Here is my mini rant for today: Houses like my new crap shack really make me sad. I bet when these people moved into this house they were full of hopes and dreams. As those dreams slowly died, so did the house.

You see - when I was a kid, we moved all the time. Sometimes several times a year. Most of the time we would get kicked out, because my family was poor. So - houses hold a special meaning to me. It is such a huge deal to own a house that you can do anything the fuck you want with it. Including, I guess - let the house return to the earth. It still makes me sad when that happens though.

Sunday, December 02, 2007

Santa claws.



Clearly - she is not amused.

Huh - who would have guessed?

For some reason I'm feeling unseasonably festive. Today we got our Christmas lights up. We even had to shop to replace a string of lights that didn't work anymore - and I didn't want to push anyone down and beat them.

We went to like five stores. And despite rumors of a horrible economy, places were pretty packed. But, I digress.

Oh - and LED lights this year are apparently the hottest thing to have.
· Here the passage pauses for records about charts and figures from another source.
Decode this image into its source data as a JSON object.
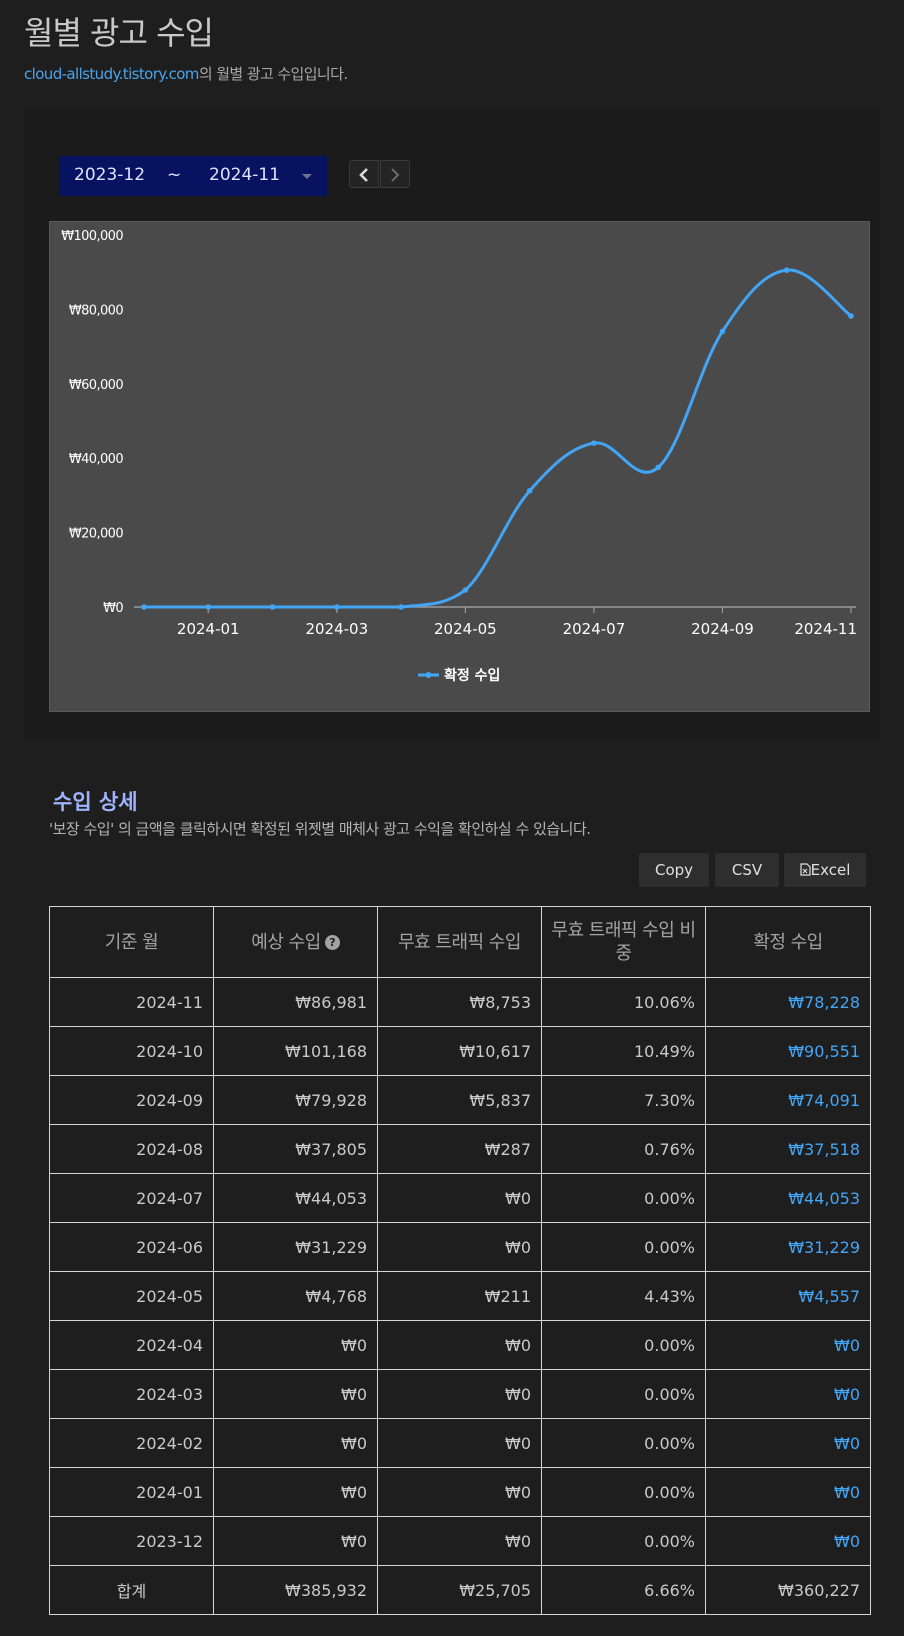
{
  "page": {
    "title": "월별 광고 수입",
    "domain": "cloud-allstudy.tistory.com",
    "subtitle_suffix": "의 월별 광고 수입입니다."
  },
  "range": {
    "start": "2023-12",
    "separator": "~",
    "end": "2024-11",
    "prev_icon": "chevron-left-icon",
    "next_icon": "chevron-right-icon"
  },
  "chart_data": {
    "type": "line",
    "x": [
      "2023-12",
      "2024-01",
      "2024-02",
      "2024-03",
      "2024-04",
      "2024-05",
      "2024-06",
      "2024-07",
      "2024-08",
      "2024-09",
      "2024-10",
      "2024-11"
    ],
    "tick_labels": [
      "2024-01",
      "2024-03",
      "2024-05",
      "2024-07",
      "2024-09",
      "2024-11"
    ],
    "series": [
      {
        "name": "확정 수입",
        "values": [
          0,
          0,
          0,
          0,
          0,
          4557,
          31229,
          44053,
          37518,
          74091,
          90551,
          78228
        ],
        "color": "#42a5f5"
      }
    ],
    "ylim": [
      0,
      100000
    ],
    "y_ticks": [
      "₩0",
      "₩20,000",
      "₩40,000",
      "₩60,000",
      "₩80,000",
      "₩100,000"
    ],
    "y_tick_values": [
      0,
      20000,
      40000,
      60000,
      80000,
      100000
    ],
    "legend_position": "bottom-center",
    "grid": false
  },
  "details": {
    "title": "수입 상세",
    "description": "'보장 수입' 의 금액을 클릭하시면 확정된 위젯별 매체사 광고 수익을 확인하실 수 있습니다.",
    "buttons": {
      "copy": "Copy",
      "csv": "CSV",
      "excel": "Excel"
    },
    "columns": [
      "기준 월",
      "예상 수입",
      "무효 트래픽 수입",
      "무효 트래픽 수입 비중",
      "확정 수입"
    ],
    "rows": [
      [
        "2024-11",
        "₩86,981",
        "₩8,753",
        "10.06%",
        "₩78,228"
      ],
      [
        "2024-10",
        "₩101,168",
        "₩10,617",
        "10.49%",
        "₩90,551"
      ],
      [
        "2024-09",
        "₩79,928",
        "₩5,837",
        "7.30%",
        "₩74,091"
      ],
      [
        "2024-08",
        "₩37,805",
        "₩287",
        "0.76%",
        "₩37,518"
      ],
      [
        "2024-07",
        "₩44,053",
        "₩0",
        "0.00%",
        "₩44,053"
      ],
      [
        "2024-06",
        "₩31,229",
        "₩0",
        "0.00%",
        "₩31,229"
      ],
      [
        "2024-05",
        "₩4,768",
        "₩211",
        "4.43%",
        "₩4,557"
      ],
      [
        "2024-04",
        "₩0",
        "₩0",
        "0.00%",
        "₩0"
      ],
      [
        "2024-03",
        "₩0",
        "₩0",
        "0.00%",
        "₩0"
      ],
      [
        "2024-02",
        "₩0",
        "₩0",
        "0.00%",
        "₩0"
      ],
      [
        "2024-01",
        "₩0",
        "₩0",
        "0.00%",
        "₩0"
      ],
      [
        "2023-12",
        "₩0",
        "₩0",
        "0.00%",
        "₩0"
      ]
    ],
    "total": [
      "합계",
      "₩385,932",
      "₩25,705",
      "6.66%",
      "₩360,227"
    ]
  }
}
That's what we wanted to get, but the color we wanted was sold out. The checker told us they had been selling out of them for days. Finally.... some LED acceptance.

I've also been feeling uncharacteristically unstressed and un-neurotic. Which is amazing considering the month I've had. Perhaps its because we've already done the family thing. Mr S. and I have decided to do the low rent Christmas. He wants an e-book reader. I just want a fancy toe ring.

It was kind of the perfect time to buy a house, because there just aren't any "must have" toys this year. No video game consoles. We're all computered up. Robot level adequate.

Its kind of a nice level of zen right now. It won't last... but you have to take it as it comes.

Saturday, December 01, 2007

After.

You must see the before pictures.



Oh yeah..That shed was there in the before pictures. You just couldn't see it until you were right on it, because there was so much overgrowth.




See.. that palm tree did make my house look small.



The nice thing is - you can see it has a yard. But now the house looks super craptacular.